Stiff specs will prevent Chrome OS from 'flourishing'

Basing prediction on interaction with PC makers, IDC analyst says steep hardware specs and need for constant Web connectivity will hinder the Google OS from success. But, PC makers disagree.
Written by Kevin Kwang, Contributor

Challenges such as the steep hardware requirements Google is looking to incorporate into devices running its Chrome operating system (OS), as well as the need for constant Web connectivity, mean the platform will not be a "huge or moderate success", predicts an analyst.

Speaking to ZDNet Asia in a phone interview, Bob O'Donnell, program vice president for clients and displays at IDC, reiterated issues he highlighted at the research firm's Directions 2010 conference in Santa Clara, California, earlier this month, where he described the discussions he had with PC OEMs (original equipment manufacturers) that revealed Google's intentions in terms of hardware specifications for Chrome. These include "relatively high performance graphics, accelerometers and other sensors", according to an EE Times report.

O'Donnell acknowledged: "My comments are speculative, rather than factual, but from talks with OEMs, they think the steep and additional hardware requirements mean such devices will be more expensive than Windows-based notebooks and mini-notebooks running on Intel's chip processors."

He added that the OS has a "fundamental architectural flaw" in that it is completely network dependent, a requirement that is "not realistic" in "many places" including the U.S. and Singapore.

Google last year announced that the Chrome OS is designed to be a browser-based OS with fast boot-up time and minimum storage capacity, as most of the data will be stored in the cloud.

Furthermore, O'Donnell pointed to concerns over the lack of clarification from Google on whether Chrome or Android OS will be dedicated to run on mobile devices.

"Right now, Android is doing fine on mobile phones. But the problem comes when there is no differentiation between the two different operating systems. If I'm a tablet or PC maker, which OS should I pick?" he questioned.

O'Donnell also cited reservations over the fact that Chrome will not support Windows-based programs, nor does it have much application support.

He went on to add this does not mean there will not be Chrome-based products in the market, or that people will not be willing to try out the OS. However, due to the issues he highlighted, the analyst said "he does not see Chrome OS flourishing".

Asked for its views on the IDC analyst's prediction, a Google spokesperson declined to comment and added that the company presently has no further updates to announce with regard to Chrome.

At a press event in Singapore in January, the search giant said small and midsize businesses will be the early adopters of Chrome-based netbooks, followed by larger enterprises. Last month, the company also touched on its tablet plans for the OS.

PC makers remain interested
Despite O'Donnell's forecast for Chrome, two PC manufacturers--Lenovo and Dell Computer--said they were still keen to explore support for the Google platform.

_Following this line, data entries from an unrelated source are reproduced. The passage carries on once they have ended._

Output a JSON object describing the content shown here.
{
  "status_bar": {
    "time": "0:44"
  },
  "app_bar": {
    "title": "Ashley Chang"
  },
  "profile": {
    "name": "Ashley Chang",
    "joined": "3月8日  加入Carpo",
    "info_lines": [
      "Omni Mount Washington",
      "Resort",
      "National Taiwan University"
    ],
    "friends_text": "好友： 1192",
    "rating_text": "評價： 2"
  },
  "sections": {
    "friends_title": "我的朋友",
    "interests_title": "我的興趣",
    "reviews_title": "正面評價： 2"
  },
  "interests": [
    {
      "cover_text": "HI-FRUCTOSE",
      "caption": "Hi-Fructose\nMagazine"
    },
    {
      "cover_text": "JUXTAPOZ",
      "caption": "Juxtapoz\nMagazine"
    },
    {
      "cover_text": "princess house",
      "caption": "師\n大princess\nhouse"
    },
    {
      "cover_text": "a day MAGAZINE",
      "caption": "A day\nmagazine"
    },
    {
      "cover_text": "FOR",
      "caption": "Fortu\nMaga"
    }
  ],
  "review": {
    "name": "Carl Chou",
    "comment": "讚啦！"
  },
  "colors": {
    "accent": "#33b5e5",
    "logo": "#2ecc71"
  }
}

China-based Lenovo, which is one of Google's announced hardware partners for its Chrome OS project, said it could not shed light on "specifics" due to a non-disclosure agreement.

However, Matthew Kohut, Lenovo's worldwide competitive analyst, confirmed it was in talks with Google regarding Chrome and "[we] remain interested in it". He told ZDNet Asia in an e-mail interview that the PC maker had "no public product plans at this time" to include the OS in its portfolio.

Addressing O'Donnell's claims that Google had requested expensive hardware specifications, Kohut noted that Google is looking at Chrome to be a "platform that succeeds". That means creating a favorable first impression among consumers, with the necessary hardware to have "enough power to run [the OS] at its best", he said.

He added that running a browser-based OS that needs constant Internet connection will not prove to be much of an issue, pointing to Lenovo's Skylight notebook as an example of a "cloud-based" device that requires Web connectivity to function.

"Finding connectivity is not the problem it used to be," he said.

Ian Chapman-Banks, Dell Asia-Pacific's general manager for consumer business, had a more cautious outlook. He noted that the availability of untethered, cost-efficient wireless Internet connectivity, as well as the speed of service delivery, are key to the success of any Internet-based application or service.

"Any compromise in terms of user experience will be detrimental to adoption," Chapman-Banks said in an e-mail interview. "Mature markets that have cheap, ubiquitous wireless Internet connectivity will naturally see the lowest barriers to user adoption."

"The success of any solution, whether an OS software, hardware device or a combination of both, depends on the added utility, benefit and ease-of-use it delivers to users. Also important will be an ecosystem of applications available to the user. Should Chrome be able to deliver on all these, there is no reason why it cannot thrive," noted the Dell executive.

Despite O'Donnell's prediction that Chrome is unlikely to flourish, Kohut still believes Google has a "good chance" of succeeding. "It seems to be putting a lot of development effort behind it and the OS is proceeding well through beta testing," he said.